Understanding Rowhammer

As I learned in my early days in electronics, every wire is an antenna. This means that a signal in any wire, given enough power, can be transmitted, and that same signal, in an adjacent wire, can be received (and potentially decoded) through electromagnetic induction (Rule 3 may apply). This is a major problem in the carrying of signals through a wire, a phenomenon known as cross talk. How do communications engineers overcome this? By observing that a signal carried along parallel wires at opposite polarities will cancel each other out electromagnetically. The figure below might help out, if you’re not familiar with this.


This canceling effect of two waveforms traveling a pair of wires 180deg out of phase is why the twisted is in twisted pair, and why it’s so crucial not to unbundle too much wire when punching down a jack or connector. The more untwisted the wire there is, the less effective the canceling effect is around the punch down, and the more likely you are to have near end or far end crosstalk.

If you consider one row of memory in a chip one wire, and a second, adjacent row of memory in the same chip another wire, you can see how rowhammer works. Chip makers have reduced the size of their dies by learning how to compensate for the induction between lines of components; some of the compensation must, for practical reasons, come from assuming (at least) moderately random reads and writes. What happens in rowhammer is the writes are not random — they are intentionally fixed, causing a constant “build” in the electromagnetic inductance between rows of memory. If the row adjacent to the hammered row happens to contain some critical data structure, then, over a few rounds of “pumping power into the transmit circuit,” you can have an effect on the receiver, thus making it possible to flip a bit.

In reality, this bit of information isn’t all that interesting. Anyone with a moderate background in electronics could work this out. What’s interesting is using internal structures to discover what specific bits of memory are crucial to the security of the system under attack, and figuring out how to place your malloc() in a position so it specifically resides within the inductive radius of the targeted memory row. This, in short, is a masterpiece of combining the electronics, the discovery of sysinternals, and the coding skills required to put the right information in the right place at the right time.

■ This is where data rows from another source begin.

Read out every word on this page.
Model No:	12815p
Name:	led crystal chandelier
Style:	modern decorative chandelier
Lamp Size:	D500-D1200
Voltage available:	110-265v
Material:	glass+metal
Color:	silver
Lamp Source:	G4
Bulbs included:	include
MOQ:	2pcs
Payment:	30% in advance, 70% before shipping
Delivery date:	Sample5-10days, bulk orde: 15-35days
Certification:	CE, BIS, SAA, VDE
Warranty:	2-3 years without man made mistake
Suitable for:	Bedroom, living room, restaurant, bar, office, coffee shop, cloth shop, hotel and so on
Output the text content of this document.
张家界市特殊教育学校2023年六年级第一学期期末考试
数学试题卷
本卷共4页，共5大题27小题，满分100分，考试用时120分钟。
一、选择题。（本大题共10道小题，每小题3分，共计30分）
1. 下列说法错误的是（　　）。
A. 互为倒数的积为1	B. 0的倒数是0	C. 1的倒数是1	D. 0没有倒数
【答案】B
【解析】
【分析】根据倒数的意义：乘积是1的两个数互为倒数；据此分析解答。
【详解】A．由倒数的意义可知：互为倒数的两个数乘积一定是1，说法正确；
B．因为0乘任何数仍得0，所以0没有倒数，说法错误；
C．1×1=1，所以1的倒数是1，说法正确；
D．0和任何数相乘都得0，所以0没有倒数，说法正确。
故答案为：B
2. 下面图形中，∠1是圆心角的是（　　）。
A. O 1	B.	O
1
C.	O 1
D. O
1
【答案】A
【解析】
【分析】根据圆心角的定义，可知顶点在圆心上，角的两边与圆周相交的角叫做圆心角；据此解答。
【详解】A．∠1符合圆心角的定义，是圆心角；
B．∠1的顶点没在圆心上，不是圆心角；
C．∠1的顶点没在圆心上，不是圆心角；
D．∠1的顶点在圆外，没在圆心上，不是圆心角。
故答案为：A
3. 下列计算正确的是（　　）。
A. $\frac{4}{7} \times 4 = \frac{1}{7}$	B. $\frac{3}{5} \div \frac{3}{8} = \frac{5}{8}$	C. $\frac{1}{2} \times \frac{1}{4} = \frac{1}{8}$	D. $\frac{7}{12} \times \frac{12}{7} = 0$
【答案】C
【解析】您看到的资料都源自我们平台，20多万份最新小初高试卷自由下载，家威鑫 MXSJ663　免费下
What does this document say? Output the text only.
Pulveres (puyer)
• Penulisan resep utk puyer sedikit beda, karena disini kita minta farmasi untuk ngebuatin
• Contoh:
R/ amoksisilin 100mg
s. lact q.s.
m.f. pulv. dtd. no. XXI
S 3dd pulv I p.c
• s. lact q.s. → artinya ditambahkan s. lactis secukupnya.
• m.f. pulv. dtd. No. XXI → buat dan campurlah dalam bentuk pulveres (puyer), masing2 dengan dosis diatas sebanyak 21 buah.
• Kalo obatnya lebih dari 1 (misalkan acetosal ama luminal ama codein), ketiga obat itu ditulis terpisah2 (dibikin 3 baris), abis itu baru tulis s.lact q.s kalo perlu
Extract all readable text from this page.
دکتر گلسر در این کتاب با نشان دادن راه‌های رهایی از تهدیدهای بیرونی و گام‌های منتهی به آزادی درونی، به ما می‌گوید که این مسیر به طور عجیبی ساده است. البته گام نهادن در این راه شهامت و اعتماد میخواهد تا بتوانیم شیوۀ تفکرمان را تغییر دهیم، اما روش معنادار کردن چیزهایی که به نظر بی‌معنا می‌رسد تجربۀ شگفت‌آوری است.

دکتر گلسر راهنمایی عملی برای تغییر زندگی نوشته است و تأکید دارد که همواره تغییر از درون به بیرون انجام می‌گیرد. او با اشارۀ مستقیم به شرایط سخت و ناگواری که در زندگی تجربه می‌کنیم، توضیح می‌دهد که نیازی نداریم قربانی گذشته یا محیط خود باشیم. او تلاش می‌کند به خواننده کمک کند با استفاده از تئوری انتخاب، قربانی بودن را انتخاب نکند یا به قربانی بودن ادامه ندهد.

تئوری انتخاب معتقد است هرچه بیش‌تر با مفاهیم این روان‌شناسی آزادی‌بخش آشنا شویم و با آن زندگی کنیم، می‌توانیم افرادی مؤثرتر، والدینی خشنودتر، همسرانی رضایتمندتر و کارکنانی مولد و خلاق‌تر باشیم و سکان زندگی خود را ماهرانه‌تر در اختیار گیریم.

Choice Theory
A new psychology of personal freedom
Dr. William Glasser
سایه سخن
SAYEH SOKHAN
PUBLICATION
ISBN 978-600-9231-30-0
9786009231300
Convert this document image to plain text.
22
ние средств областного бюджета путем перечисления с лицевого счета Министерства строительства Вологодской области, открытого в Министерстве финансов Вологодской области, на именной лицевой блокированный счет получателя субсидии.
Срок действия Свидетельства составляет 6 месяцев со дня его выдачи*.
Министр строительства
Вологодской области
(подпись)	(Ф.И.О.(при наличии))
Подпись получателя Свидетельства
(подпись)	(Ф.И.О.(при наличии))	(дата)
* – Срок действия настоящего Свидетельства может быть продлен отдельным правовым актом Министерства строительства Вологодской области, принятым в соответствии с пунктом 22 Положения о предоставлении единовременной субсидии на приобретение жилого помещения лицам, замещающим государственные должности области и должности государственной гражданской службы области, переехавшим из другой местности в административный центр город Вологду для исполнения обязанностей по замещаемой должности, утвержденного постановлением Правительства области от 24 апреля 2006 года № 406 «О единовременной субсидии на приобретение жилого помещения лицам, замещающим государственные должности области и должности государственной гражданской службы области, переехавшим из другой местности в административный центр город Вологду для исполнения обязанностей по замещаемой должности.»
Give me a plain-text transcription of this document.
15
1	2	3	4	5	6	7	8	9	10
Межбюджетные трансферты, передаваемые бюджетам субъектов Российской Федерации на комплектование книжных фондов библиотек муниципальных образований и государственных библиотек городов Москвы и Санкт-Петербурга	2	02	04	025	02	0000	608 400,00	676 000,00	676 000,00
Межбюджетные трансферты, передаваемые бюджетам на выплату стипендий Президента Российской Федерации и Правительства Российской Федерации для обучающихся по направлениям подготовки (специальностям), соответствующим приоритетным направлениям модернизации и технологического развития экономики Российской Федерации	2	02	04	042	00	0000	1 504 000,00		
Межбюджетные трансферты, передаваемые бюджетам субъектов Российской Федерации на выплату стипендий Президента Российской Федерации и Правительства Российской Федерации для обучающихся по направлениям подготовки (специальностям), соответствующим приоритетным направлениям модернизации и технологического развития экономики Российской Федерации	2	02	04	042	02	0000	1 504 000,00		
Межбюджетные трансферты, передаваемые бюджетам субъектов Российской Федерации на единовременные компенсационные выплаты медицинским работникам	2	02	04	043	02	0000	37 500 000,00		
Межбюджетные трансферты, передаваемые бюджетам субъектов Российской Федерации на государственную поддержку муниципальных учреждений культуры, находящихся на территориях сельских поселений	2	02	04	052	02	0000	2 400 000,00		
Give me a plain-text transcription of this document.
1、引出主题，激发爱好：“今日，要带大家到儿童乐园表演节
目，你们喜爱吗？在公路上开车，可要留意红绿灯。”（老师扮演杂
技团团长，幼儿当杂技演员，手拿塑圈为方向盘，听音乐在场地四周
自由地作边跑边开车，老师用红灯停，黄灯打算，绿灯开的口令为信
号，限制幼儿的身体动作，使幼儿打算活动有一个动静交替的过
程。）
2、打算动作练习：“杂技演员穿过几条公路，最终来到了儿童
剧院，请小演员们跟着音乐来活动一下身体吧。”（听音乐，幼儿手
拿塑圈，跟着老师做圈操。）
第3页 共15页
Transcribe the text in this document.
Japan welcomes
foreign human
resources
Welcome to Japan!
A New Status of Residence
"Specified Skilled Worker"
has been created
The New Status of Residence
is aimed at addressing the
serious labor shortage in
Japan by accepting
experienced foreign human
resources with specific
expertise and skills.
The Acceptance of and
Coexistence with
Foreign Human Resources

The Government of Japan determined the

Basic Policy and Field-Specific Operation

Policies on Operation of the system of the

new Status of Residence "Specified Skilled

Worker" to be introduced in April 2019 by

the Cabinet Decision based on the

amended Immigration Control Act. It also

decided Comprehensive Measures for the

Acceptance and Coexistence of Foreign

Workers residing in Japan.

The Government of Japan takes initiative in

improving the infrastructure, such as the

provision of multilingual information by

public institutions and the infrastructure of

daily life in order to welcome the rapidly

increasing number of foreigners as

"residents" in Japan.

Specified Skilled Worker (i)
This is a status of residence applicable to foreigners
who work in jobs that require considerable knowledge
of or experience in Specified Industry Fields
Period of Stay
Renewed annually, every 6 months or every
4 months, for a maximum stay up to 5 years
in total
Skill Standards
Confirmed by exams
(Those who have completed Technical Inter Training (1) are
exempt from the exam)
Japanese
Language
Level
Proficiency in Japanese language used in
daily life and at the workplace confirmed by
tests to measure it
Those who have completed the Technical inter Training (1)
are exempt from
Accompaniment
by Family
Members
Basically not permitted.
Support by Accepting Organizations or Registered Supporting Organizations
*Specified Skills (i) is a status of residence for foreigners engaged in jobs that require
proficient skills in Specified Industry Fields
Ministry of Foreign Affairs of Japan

The most frightening thing about this attack is it can be done to just about any system, from routers to cell phones. With enough information about the way the system is structured, combined with enough information about the physical memory itself, anyone can flip the right bits in any system’s memory to compromise it. By extension, this same sort of attack can be performed from outside a computer, using directed signals of various types. Just like computer memory can be read through a power line or remote reading of the information on a CRT, computer memory can be modified from outside, as well. In fact, it already has been done.

If you want more information on the rowhammer attack from an academic perspective, read this paper — it’s well executed and readable.

As an interesting aside — I had a chat with an uncle who delves deep into tapeouts and chip design, and he pointed out that all memory chips have some number of bad rows that are blocked during packaging. In fact, it’s part of the six sigma process to drive the die size down until you reach some percentage of failed rows on a DRAM chip, which has been overbuilt from the beginning for a particular failure rate. The point he made was that the attack may well not work on every DRAM chip because the row the attack is “hammering” may not be close enough to the row being used as a “hammer” to succeed in every case.

Given, this attack, though, what do we do about it?

Finding an answer isn’t quite so simple as formulating the question. A number of answers present themselves. Foremost, perhaps, is learning to store information crucial to the security of a system in some sort of memory that doesn’t interact with any user accessible memory in any way. Or perhaps storing such things in a more “hardware/hardwired” way. Or to simply slow down, and figure out how to expand the die sizes so we don’t store so much stuff in such a fragile environment. From a personal perspective, we need to learn to store information more off line, and less on line. To rely on portable gadgets to get us by less, rather than more.

My guess is, though, that we will do next to nothing about it for a long time to come. We’ve come to the point, culturally, where we seemingly willingly give up control over our lives for that last little bit of convenience. Rowhammer shows us that every system is potentially insecure. The reaction to that revelation must be cultural as well as technical — but are we serious enough about security to truly address this type of issue?